Tra le sostanze implicate nella violenta risposta immunitaria, che pare colpire più gli uomini per una maggiore presenza di recettori per il virus a livello alveolare, c’è l'interleuchina 6, sostanza viene bloccata da tocilizumab. Lo sta sperimentando Paolo Ascierto, Direttore dell'Unità di Oncologia Melanoma, Immunoterapia Oncologica e Terapie Innovative del Pascale di Napoli insieme all'Azienda Ospedaliera dei Colli.
L'ha usato in sei pazienti con risultati incoraggianti. Medici cinesi hanno testato il farmaco in 21 pazienti e tutti quanti hanno recuperato.

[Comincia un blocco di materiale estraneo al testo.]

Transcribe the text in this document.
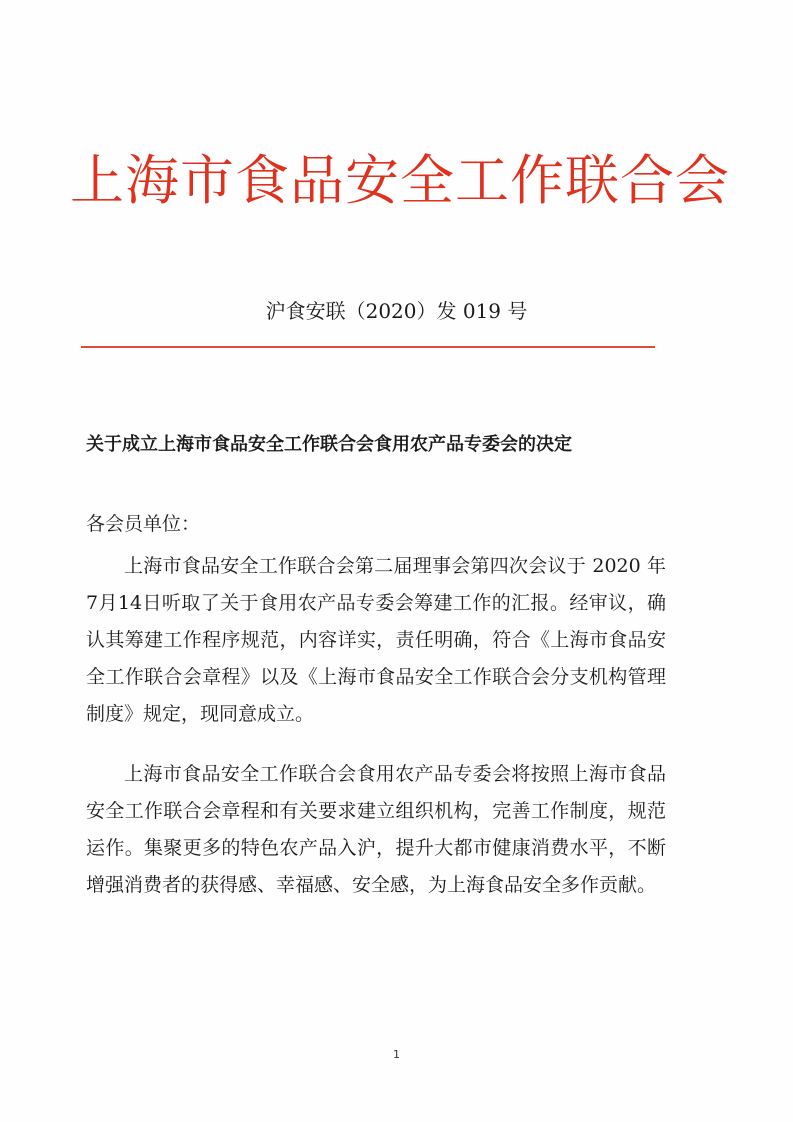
上海市食品安全工作联合会
沪食安联（2020）发 019 号
关于成立上海市食品安全工作联合会食用农产品专委会的决定
各会员单位：

上海市食品安全工作联合会第二届理事会第四次会议于 2020 年7月14日听取了关于食用农产品专委会筹建工作的汇报。经审议，确认其筹建工作程序规范，内容详实，责任明确，符合《上海市食品安全工作联合会章程》以及《上海市食品安全工作联合会分支机构管理制度》规定，现同意成立。

上海市食品安全工作联合会食用农产品专委会将按照上海市食品安全工作联合会章程和有关要求建立组织机构，完善工作制度，规范运作。集聚更多的特色农产品入沪，提升大都市健康消费水平，不断增强消费者的获得感、幸福感、安全感，为上海食品安全多作贡献。

1
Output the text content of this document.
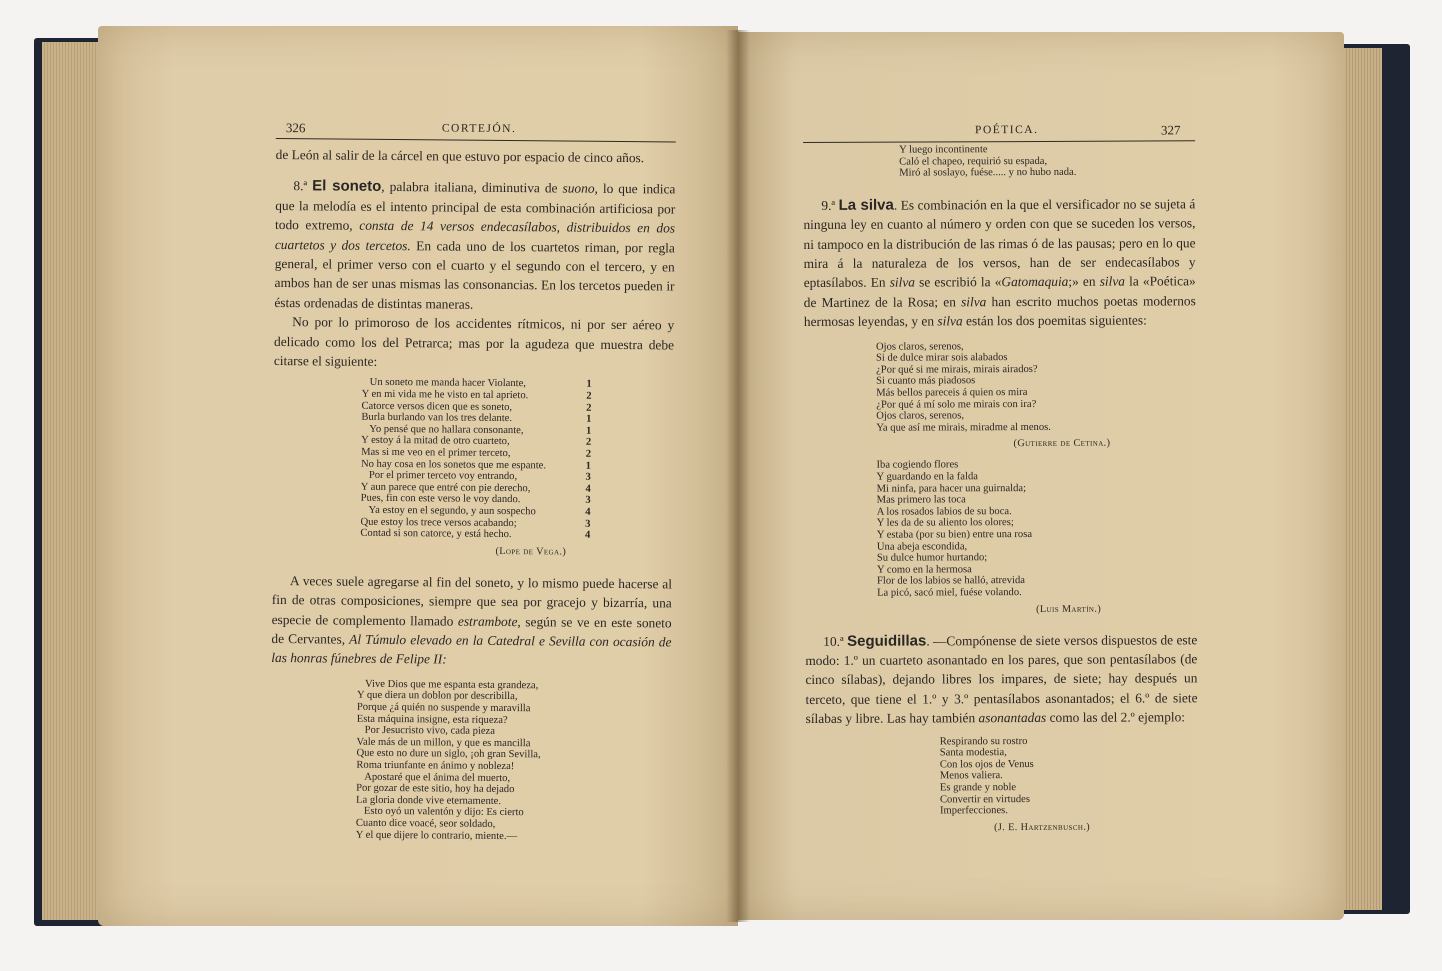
326	CORTEJÓN.

de León al salir de la cárcel en que estuvo por espacio de cinco años.

8.ª El soneto, palabra italiana, diminutiva de suono, lo que indica que la melodía es el intento principal de esta combinación artificiosa por todo extremo, consta de 14 versos endecasílabos, distribuidos en dos cuartetos y dos tercetos. En cada uno de los cuartetos riman, por regla general, el primer verso con el cuarto y el segundo con el tercero, y en ambos han de ser unas mismas las consonancias. En los tercetos pueden ir éstas ordenadas de distintas maneras.

No por lo primoroso de los accidentes rítmicos, ni por ser aéreo y delicado como los del Petrarca; mas por la agudeza que muestra debe citarse el siguiente:

Un soneto me manda hacer Violante,	1
Y en mi vida me he visto en tal aprieto.	2
Catorce versos dicen que es soneto,	2
Burla burlando van los tres delante.	1
Yo pensé que no hallara consonante,	1
Y estoy á la mitad de otro cuarteto,	2
Mas si me veo en el primer terceto,	2
No hay cosa en los sonetos que me espante.	1
Por el primer terceto voy entrando,	3
Y aun parece que entré con pie derecho,	4
Pues, fin con este verso le voy dando.	3
Ya estoy en el segundo, y aun sospecho	4
Que estoy los trece versos acabando;	3
Contad si son catorce, y está hecho.	4
(Lope de Vega.)

A veces suele agregarse al fin del soneto, y lo mismo puede hacerse al fin de otras composiciones, siempre que sea por gracejo y bizarría, una especie de complemento llamado estrambote, según se ve en este soneto de Cervantes, Al Túmulo elevado en la Catedral e Sevilla con ocasión de las honras fúnebres de Felipe II:

Vive Dios que me espanta esta grandeza,
Y que diera un doblon por describilla,
Porque ¿á quién no suspende y maravilla
Esta máquina insigne, esta riqueza?
Por Jesucristo vivo, cada pieza
Vale más de un millon, y que es mancilla
Que esto no dure un siglo, ¡oh gran Sevilla,
Roma triunfante en ánimo y nobleza!
Apostaré que el ánima del muerto,
Por gozar de este sitio, hoy ha dejado
La gloria donde vive eternamente.
Esto oyó un valentón y dijo: Es cierto
Cuanto dice voacé, seor soldado,
Y el que dijere lo contrario, miente.—
POÉTICA.	327
Y luego incontinente
Caló el chapeo, requirió su espada,
Miró al soslayo, fuése..... y no hubo nada.

9.ª La silva. Es combinación en la que el versificador no se sujeta á ninguna ley en cuanto al número y orden con que se suceden los versos, ni tampoco en la distribución de las rimas ó de las pausas; pero en lo que mira á la naturaleza de los versos, han de ser endecasílabos y eptasílabos. En silva se escribió la «Gatomaquia;» en silva la «Poética» de Martinez de la Rosa; en silva han escrito muchos poetas modernos hermosas leyendas, y en silva están los dos poemitas siguientes:

Ojos claros, serenos,
Si de dulce mirar sois alabados
¿Por qué si me mirais, mirais airados?
Si cuanto más piadosos
Más bellos pareceis á quien os mira
¿Por qué á mí solo me mirais con ira?
Ojos claros, serenos,
Ya que así me mirais, miradme al menos.
(Gutierre de Cetina.)
Iba cogiendo flores
Y guardando en la falda
Mi ninfa, para hacer una guirnalda;
Mas primero las toca
A los rosados labios de su boca.
Y les da de su aliento los olores;
Y estaba (por su bien) entre una rosa
Una abeja escondida,
Su dulce humor hurtando;
Y como en la hermosa
Flor de los labios se halló, atrevida
La picó, sacó miel, fuése volando.
(Luis Martín.)

10.ª Seguidillas. —Compónense de siete versos dispuestos de este modo: 1.º un cuarteto asonantado en los pares, que son pentasílabos (de cinco sílabas), dejando libres los impares, de siete; hay después un terceto, que tiene el 1.º y 3.º pentasílabos asonantados; el 6.º de siete sílabas y libre. Las hay también asonantadas como las del 2.º ejemplo:

Respirando su rostro
Santa modestia,
Con los ojos de Venus
Menos valiera.
Es grande y noble
Convertir en virtudes
Imperfecciones.
(J. E. Hartzenbusch.)
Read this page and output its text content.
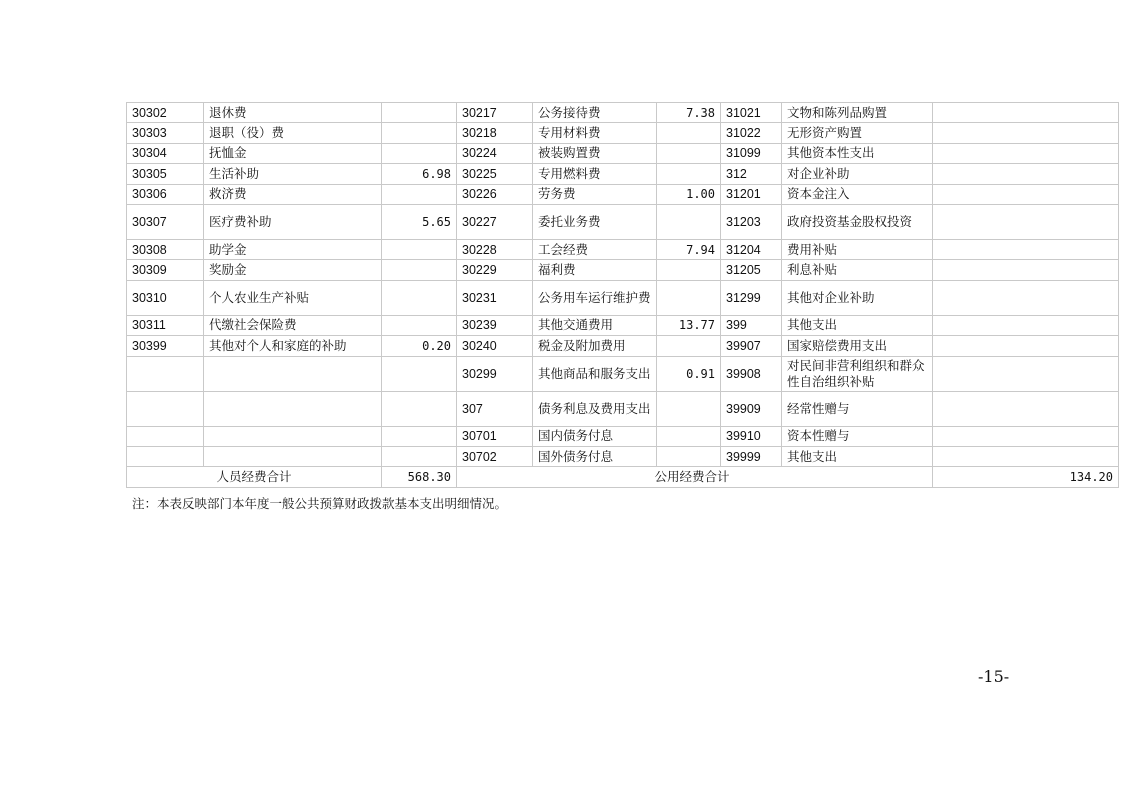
30302	退休费		30217	公务接待费	7.38	31021	文物和陈列品购置	
30303	退职（役）费		30218	专用材料费		31022	无形资产购置	
30304	抚恤金		30224	被装购置费		31099	其他资本性支出	
30305	生活补助	6.98	30225	专用燃料费		312	对企业补助	
30306	救济费		30226	劳务费	1.00	31201	资本金注入	
30307	医疗费补助	5.65	30227	委托业务费		31203	政府投资基金股权投资	
30308	助学金		30228	工会经费	7.94	31204	费用补贴	
30309	奖励金		30229	福利费		31205	利息补贴	
30310	个人农业生产补贴		30231	公务用车运行维护费		31299	其他对企业补助	
30311	代缴社会保险费		30239	其他交通费用	13.77	399	其他支出	
30399	其他对个人和家庭的补助	0.20	30240	税金及附加费用		39907	国家赔偿费用支出	
			30299	其他商品和服务支出	0.91	39908	对民间非营利组织和群众性自治组织补贴	
			307	债务利息及费用支出		39909	经常性赠与	
			30701	国内债务付息		39910	资本性赠与	
			30702	国外债务付息		39999	其他支出	
人员经费合计		568.30	公用经费合计					134.20
注：本表反映部门本年度一般公共预算财政拨款基本支出明细情况。
-15-
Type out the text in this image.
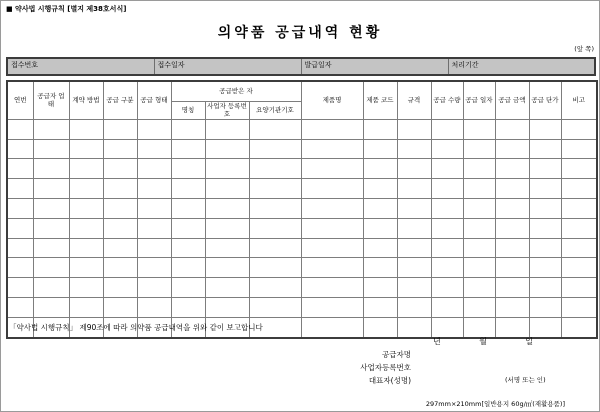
■ 약사법 시행규칙 [별지 제38호서식]
의약품 공급내역 현황
(앞 쪽)
접수번호	접수일자	발급일자	처리기간
연번	공급자 업태	계약 방법	공급 구분	공급 형태	공급받은 자			제품명	제품 코드	규격	공급 수량	공급 일자	공급 금액	공급 단가	비고
					명칭	사업자 등록번호	요양기관기호								

「약사법 시행규칙」 제90조에 따라 의약품 공급내역을 위와 같이 보고합니다
년	월	일
공급자명
사업자등록번호
대표자(성명)	(서명 또는 인)
297mm×210mm[일반용지 60g/㎡(재활용품)]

Due pazienti selezionati al Cotugno tra i più critici, uno intubato e uno da reparto, con più di 60 anni, in meno di 24 ore hanno avuto un miglioramento importante dei parametri respiratori. L'azienda farmaceutica Roche lo fornirà gratis. Ora anche altri ospedali, tra i quali il San Raffaele di Milano, il Sacco, quello di Bergamo e di Fano stanno provando a testare il tocilizumab.